The musical cycle Schweizer mentions is no coincidence; since the beginning of time, every generation responds in a reactionary way to the one before them. Today's young generation, says Falk Schacht, looks at gangsta rap a bit like a spectacle, because their parents didn't like it. "But they also want their own representative - like Casper."

Or Cro, Muso, and others like Marteria and Die Orsons. For these guys, the question of which language to write in was never posed. Muso explains that rapping in German can affect the entire aesthetic.

"In English, it's a lot more about the attitude, the swag, the gut feeling," explained Muso. "In Germany, we come from the thinkers and poets - for us it's not so much about the swag, but more about texts and the meaning. In German, it's always more difficult to do something that has attitude or is cool without people asking, 'Hey, where's the diss in the text?'"

There's that missing diss again. And while we're at it, they're also missing intimidating prefixes like MC and Big. But while these young crossover rappers shrugged off the residual American influence of their predecessors, they are adopting a technique that's still fairly uncommon on the German music scene but widespread in the US: free downloads.

Gangsta rapper Bushido is extremely popular in Germany, but embodies a completely different imageImage: Getty Images

Chimperator grasped early on that there is little money to be made with recordings. The fact that Cro's music, for example, is light-hearted isn't new, said Schweizer, "But the way he deals with music and publishes it is new - that there are free downloads, entire albums and mixed tapes."
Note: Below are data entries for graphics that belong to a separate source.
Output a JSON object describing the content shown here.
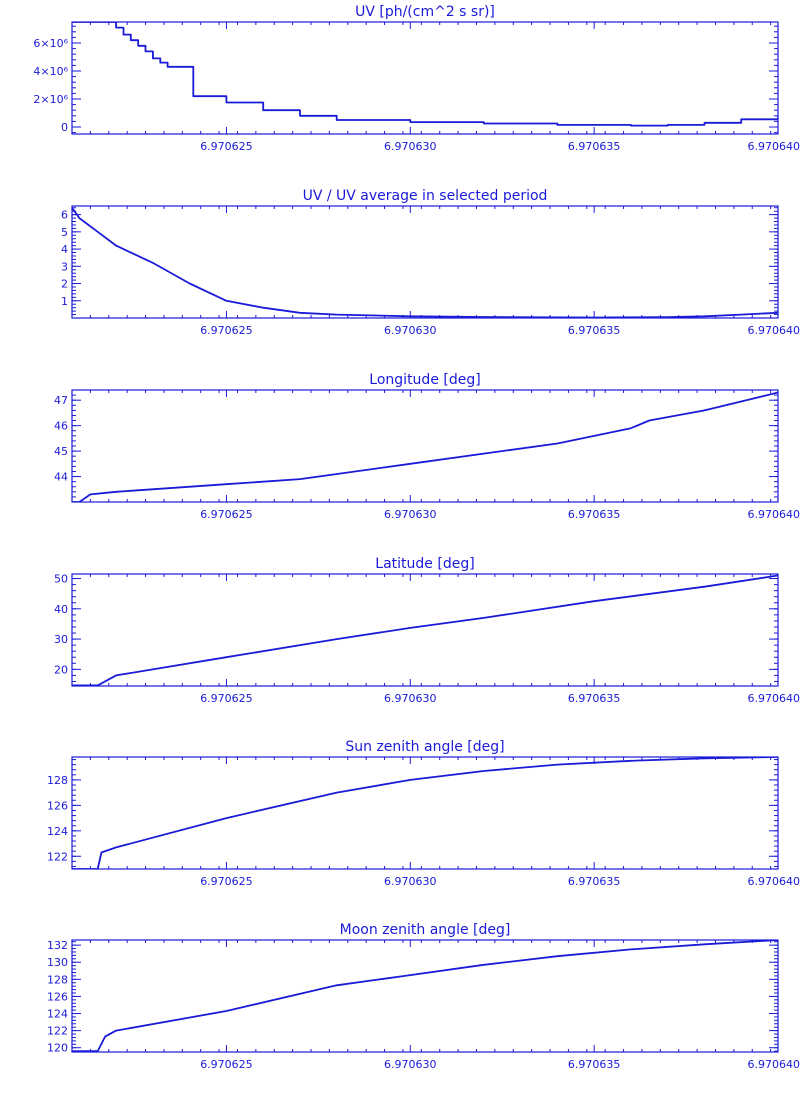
{
  "colors": {
    "plot": "#1a1ad8",
    "background": "#ffffff"
  },
  "chart_data": [
    {
      "type": "line",
      "title": "UV [ph/(cm^2 s sr)]",
      "xlim": [
        6.9706208,
        6.97064
      ],
      "ylim": [
        -500000,
        7500000
      ],
      "x_ticks": [
        6.970625,
        6.97063,
        6.970635,
        6.97064
      ],
      "x_tick_labels": [
        "6.970625",
        "6.970630",
        "6.970635",
        "6.970640"
      ],
      "y_ticks": [
        0,
        2000000,
        4000000,
        6000000
      ],
      "y_tick_labels": [
        "0",
        "2×10⁶",
        "4×10⁶",
        "6×10⁶"
      ],
      "step": true,
      "x": [
        6.9706208,
        6.9706218,
        6.970622,
        6.9706222,
        6.9706224,
        6.9706226,
        6.9706228,
        6.970623,
        6.9706232,
        6.9706234,
        6.970624,
        6.9706241,
        6.9706245,
        6.970625,
        6.970626,
        6.970627,
        6.970628,
        6.97063,
        6.970632,
        6.970634,
        6.970636,
        6.970637,
        6.970638,
        6.970639,
        6.97064
      ],
      "y": [
        7500000,
        7500000,
        7100000,
        6600000,
        6200000,
        5800000,
        5400000,
        4900000,
        4600000,
        4300000,
        4300000,
        2200000,
        2200000,
        1750000,
        1200000,
        800000,
        500000,
        350000,
        250000,
        150000,
        100000,
        150000,
        300000,
        550000,
        750000
      ]
    },
    {
      "type": "line",
      "title": "UV / UV average in selected period",
      "xlim": [
        6.9706208,
        6.97064
      ],
      "ylim": [
        0,
        6.5
      ],
      "x_ticks": [
        6.970625,
        6.97063,
        6.970635,
        6.97064
      ],
      "x_tick_labels": [
        "6.970625",
        "6.970630",
        "6.970635",
        "6.970640"
      ],
      "y_ticks": [
        1,
        2,
        3,
        4,
        5,
        6
      ],
      "y_tick_labels": [
        "1",
        "2",
        "3",
        "4",
        "5",
        "6"
      ],
      "x": [
        6.9706208,
        6.970621,
        6.9706215,
        6.970622,
        6.970623,
        6.970624,
        6.970625,
        6.970626,
        6.970627,
        6.970628,
        6.97063,
        6.970632,
        6.970635,
        6.970637,
        6.970638,
        6.970639,
        6.97064
      ],
      "y": [
        6.4,
        5.8,
        5.0,
        4.2,
        3.2,
        2.0,
        1.0,
        0.6,
        0.3,
        0.2,
        0.1,
        0.06,
        0.03,
        0.05,
        0.1,
        0.2,
        0.3
      ]
    },
    {
      "type": "line",
      "title": "Longitude [deg]",
      "xlim": [
        6.9706208,
        6.97064
      ],
      "ylim": [
        43.0,
        47.4
      ],
      "x_ticks": [
        6.970625,
        6.97063,
        6.970635,
        6.97064
      ],
      "x_tick_labels": [
        "6.970625",
        "6.970630",
        "6.970635",
        "6.970640"
      ],
      "y_ticks": [
        44,
        45,
        46,
        47
      ],
      "y_tick_labels": [
        "44",
        "45",
        "46",
        "47"
      ],
      "x": [
        6.9706208,
        6.970621,
        6.9706213,
        6.970622,
        6.970625,
        6.970627,
        6.97063,
        6.970632,
        6.970634,
        6.970636,
        6.9706365,
        6.970638,
        6.97064
      ],
      "y": [
        43.0,
        43.0,
        43.3,
        43.4,
        43.7,
        43.9,
        44.5,
        44.9,
        45.3,
        45.9,
        46.2,
        46.6,
        47.3
      ]
    },
    {
      "type": "line",
      "title": "Latitude [deg]",
      "xlim": [
        6.9706208,
        6.97064
      ],
      "ylim": [
        14.5,
        51.5
      ],
      "x_ticks": [
        6.970625,
        6.97063,
        6.970635,
        6.97064
      ],
      "x_tick_labels": [
        "6.970625",
        "6.970630",
        "6.970635",
        "6.970640"
      ],
      "y_ticks": [
        20,
        30,
        40,
        50
      ],
      "y_tick_labels": [
        "20",
        "30",
        "40",
        "50"
      ],
      "x": [
        6.9706208,
        6.9706215,
        6.970622,
        6.970625,
        6.970628,
        6.97063,
        6.970632,
        6.970635,
        6.970638,
        6.97064
      ],
      "y": [
        14.7,
        14.7,
        18.0,
        24.0,
        30.0,
        33.7,
        37.0,
        42.5,
        47.3,
        51.0
      ]
    },
    {
      "type": "line",
      "title": "Sun zenith angle [deg]",
      "xlim": [
        6.9706208,
        6.97064
      ],
      "ylim": [
        121.0,
        129.8
      ],
      "x_ticks": [
        6.970625,
        6.97063,
        6.970635,
        6.97064
      ],
      "x_tick_labels": [
        "6.970625",
        "6.970630",
        "6.970635",
        "6.970640"
      ],
      "y_ticks": [
        122,
        124,
        126,
        128
      ],
      "y_tick_labels": [
        "122",
        "124",
        "126",
        "128"
      ],
      "x": [
        6.9706208,
        6.9706215,
        6.9706216,
        6.970622,
        6.970625,
        6.970628,
        6.97063,
        6.970632,
        6.970634,
        6.970636,
        6.970638,
        6.97064
      ],
      "y": [
        121.0,
        121.0,
        122.3,
        122.7,
        125.0,
        127.0,
        128.0,
        128.7,
        129.2,
        129.5,
        129.7,
        129.8
      ]
    },
    {
      "type": "line",
      "title": "Moon zenith angle [deg]",
      "xlim": [
        6.9706208,
        6.97064
      ],
      "ylim": [
        119.5,
        132.6
      ],
      "x_ticks": [
        6.970625,
        6.97063,
        6.970635,
        6.97064
      ],
      "x_tick_labels": [
        "6.970625",
        "6.970630",
        "6.970635",
        "6.970640"
      ],
      "y_ticks": [
        120,
        122,
        124,
        126,
        128,
        130,
        132
      ],
      "y_tick_labels": [
        "120",
        "122",
        "124",
        "126",
        "128",
        "130",
        "132"
      ],
      "x": [
        6.9706208,
        6.9706215,
        6.9706217,
        6.970622,
        6.970625,
        6.970628,
        6.97063,
        6.970632,
        6.970634,
        6.970636,
        6.970638,
        6.97064
      ],
      "y": [
        119.6,
        119.6,
        121.3,
        122.0,
        124.3,
        127.3,
        128.5,
        129.7,
        130.7,
        131.5,
        132.1,
        132.6
      ]
    }
  ]
}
A mixed tape? Digital - obviously not the kind you constantly had to put back together with a pencil. Free music means people will click before they actually know the songs, rather than having to think about whether the EP fits in their monthly allowance.

They'll download, listen and absorb. Then they'll buy the concert ticket, the t-shirt - and even the tote bag. And gang-banger Bushido has yet to bring out the tote bags.